Daimler Trucks, through its Mitsubishi Fuso brand, has launched the world’s first series produced all-electric light-duty truck, which will be delivered to customers in Europe, the US and Japan from later this year.
The company is planning to sell 500 units of the truck – the Fuso eCanter – over the next two years, after which it will look to update the model with new technologies developed in that time and begin larger-scale production. The first trucks will be based in New York, with courier company UPS and four non-governmental organisations (NGOs) taking possession.
Marc Llistosella, CEO of Mitsubishi Fuso and head of Daimler Trucks Asia, comments: ‘In times when everybody is talking about electric trucks, we are the first to actually commercialise a series produced all-electric truck. Having a long history in alternative drivetrains, we are proud to step into this new era. Our Fuso eCanter comes with years of customer testing, and now addresses the increasing global demand for products to meet and exceed high CO2 emission standards. It offers an attractive and cost-effective alternative to combustion engines and makes electric trucks key to the future of inner city distribution.’
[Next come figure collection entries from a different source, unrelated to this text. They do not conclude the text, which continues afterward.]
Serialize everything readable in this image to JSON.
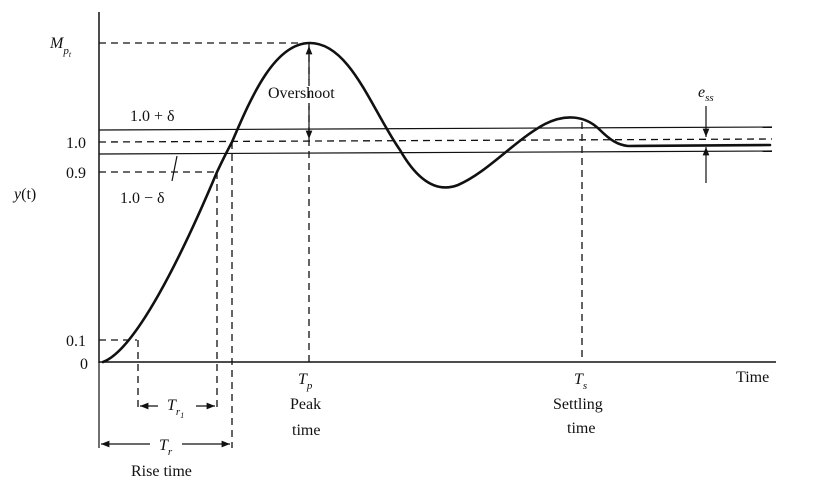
{
  "axes": {
    "y_label_main": "y",
    "y_label_arg": "(t)",
    "x_label": "Time",
    "origin_label": "0",
    "tick_0_1": "0.1",
    "tick_0_9": "0.9",
    "tick_1_0": "1.0"
  },
  "bands": {
    "upper": "1.0 + δ",
    "lower": "1.0 − δ"
  },
  "peak": {
    "m_main": "M",
    "m_sub": "p",
    "m_subsub": "t",
    "overshoot": "Overshoot",
    "tp_main": "T",
    "tp_sub": "p",
    "caption_1": "Peak",
    "caption_2": "time"
  },
  "settling": {
    "ts_main": "T",
    "ts_sub": "s",
    "caption_1": "Settling",
    "caption_2": "time"
  },
  "steady_state": {
    "ess_main": "e",
    "ess_sub": "ss"
  },
  "rise": {
    "tr1_main": "T",
    "tr1_sub": "r",
    "tr1_subsub": "1",
    "tr_main": "T",
    "tr_sub": "r",
    "caption": "Rise time"
  }
}
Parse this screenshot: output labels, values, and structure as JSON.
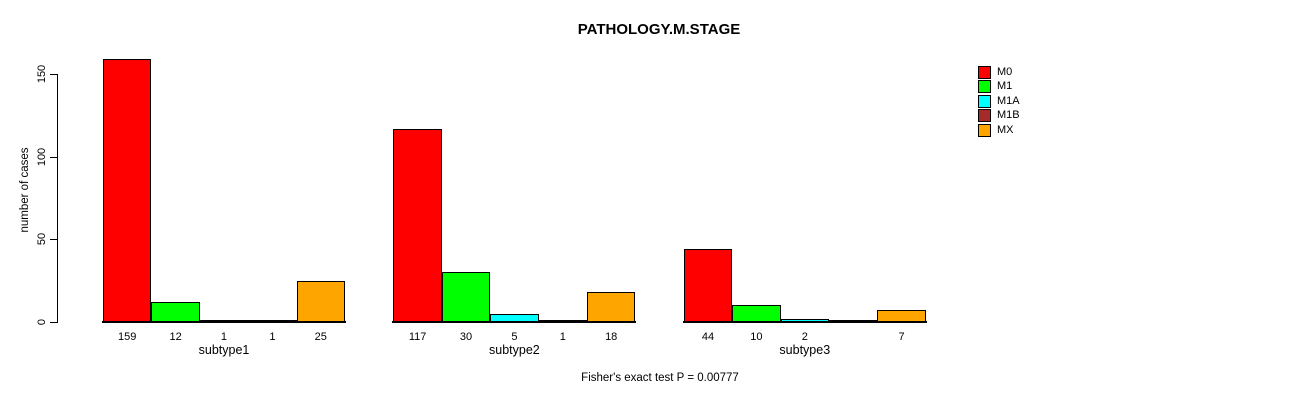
{
  "chart_data": {
    "type": "bar",
    "title": "PATHOLOGY.M.STAGE",
    "ylabel": "number of cases",
    "xlabel": "",
    "footer": "Fisher's exact test P = 0.00777",
    "ylim": [
      0,
      150
    ],
    "yticks": [
      0,
      50,
      100,
      150
    ],
    "grid": false,
    "legend_position": "right",
    "categories": [
      "subtype1",
      "subtype2",
      "subtype3"
    ],
    "series": [
      {
        "name": "M0",
        "color": "#FF0000",
        "values": [
          159,
          117,
          44
        ]
      },
      {
        "name": "M1",
        "color": "#00FF00",
        "values": [
          12,
          30,
          10
        ]
      },
      {
        "name": "M1A",
        "color": "#00FFFF",
        "values": [
          1,
          5,
          2
        ]
      },
      {
        "name": "M1B",
        "color": "#A52A2A",
        "values": [
          1,
          1,
          0
        ]
      },
      {
        "name": "MX",
        "color": "#FFA500",
        "values": [
          25,
          18,
          7
        ]
      }
    ],
    "bar_value_labels": [
      [
        "159",
        "12",
        "1",
        "1",
        "25"
      ],
      [
        "117",
        "30",
        "5",
        "1",
        "18"
      ],
      [
        "44",
        "10",
        "2",
        "",
        "7"
      ]
    ]
  }
}
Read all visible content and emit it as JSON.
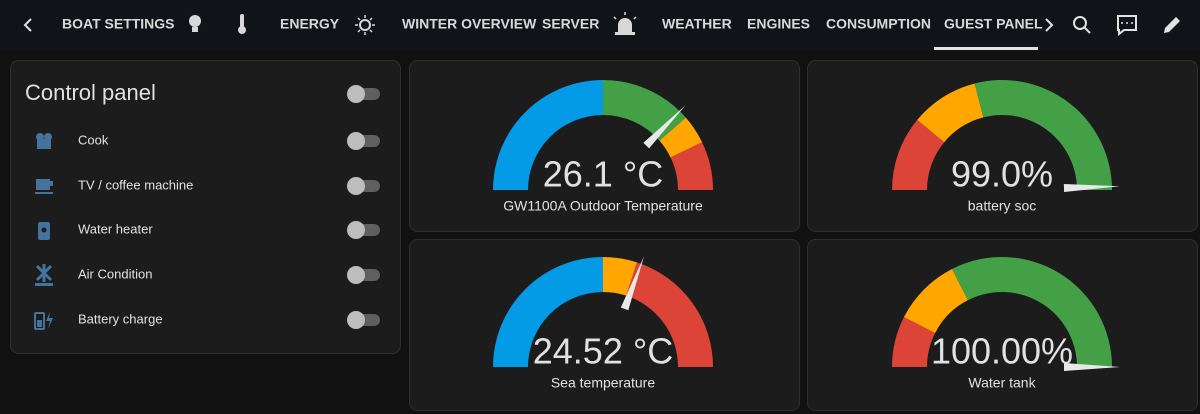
{
  "toolbar": {
    "tabs": [
      "BOAT SETTINGS",
      "ENERGY",
      "WINTER OVERVIEW",
      "SERVER",
      "WEATHER",
      "ENGINES",
      "CONSUMPTION",
      "GUEST PANEL"
    ]
  },
  "control_panel": {
    "title": "Control panel",
    "items": [
      "Cook",
      "TV / coffee machine",
      "Water heater",
      "Air Condition",
      "Battery charge"
    ]
  },
  "gauges": [
    {
      "name": "GW1100A Outdoor Temperature",
      "value": 26.1,
      "value_label": "26.1 °C",
      "min": 0,
      "max": 35,
      "segments": [
        {
          "from": 0,
          "to": 17.5,
          "color": "#039be5"
        },
        {
          "from": 17.5,
          "to": 27,
          "color": "#43a047"
        },
        {
          "from": 27,
          "to": 30,
          "color": "#ffa600"
        },
        {
          "from": 30,
          "to": 35,
          "color": "#db4437"
        }
      ]
    },
    {
      "name": "battery soc",
      "value": 99.0,
      "value_label": "99.0%",
      "min": 0,
      "max": 100,
      "segments": [
        {
          "from": 0,
          "to": 22,
          "color": "#db4437"
        },
        {
          "from": 22,
          "to": 42,
          "color": "#ffa600"
        },
        {
          "from": 42,
          "to": 100,
          "color": "#43a047"
        }
      ]
    },
    {
      "name": "Sea temperature",
      "value": 24.52,
      "value_label": "24.52 °C",
      "min": 0,
      "max": 40,
      "segments": [
        {
          "from": 0,
          "to": 20,
          "color": "#039be5"
        },
        {
          "from": 20,
          "to": 24,
          "color": "#ffa600"
        },
        {
          "from": 24,
          "to": 40,
          "color": "#db4437"
        }
      ]
    },
    {
      "name": "Water tank",
      "value": 100,
      "value_label": "100.00%",
      "min": 0,
      "max": 100,
      "segments": [
        {
          "from": 0,
          "to": 15,
          "color": "#db4437"
        },
        {
          "from": 15,
          "to": 35,
          "color": "#ffa600"
        },
        {
          "from": 35,
          "to": 100,
          "color": "#43a047"
        }
      ]
    }
  ]
}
The Fuso eCanter has a range of 65 miles and a load capacity up to three and a half tons, depending on body and usage. The vehicle´s electric powertrain contains six high voltage lithium ion battery packs. According to the company, in comparison with a conventional diesel truck, it offers savings of up to €1,000 per 6,000 miles on operating costs.
Meanwhile, Tesla is expected to present its electric heavy goods vehicle (HGV) at the end of October, later than was previously expected. In addition, the company is planning to launch a smaller pickup vehicle, similar to the Fuso eCanter, within the next 18 months.
In a Tweet, Elon Musk, Tesla’s founder, called the new truck a ‘beast’ and confirmed that tests would be taking place prior to launch, with a date of 26 October set.
With the bigger vehicle comes the need for a longer range, and the Tesla truck is expected to be able to travel between 200-300 miles on a single charge. Reports also suggest that the vehicle will have some level of autonomy, similar to the company’s Autopilot technology. Tesla hopes the launch will help revolutionise trucking in the US, before moving out to the global market.
Speaking at the company’s annual general meeting in June 2017, Musk commented: ‘A lot of people don’t think you can do a heavy-duty, long-range truck that’s electric, but we are confident that this can be done.’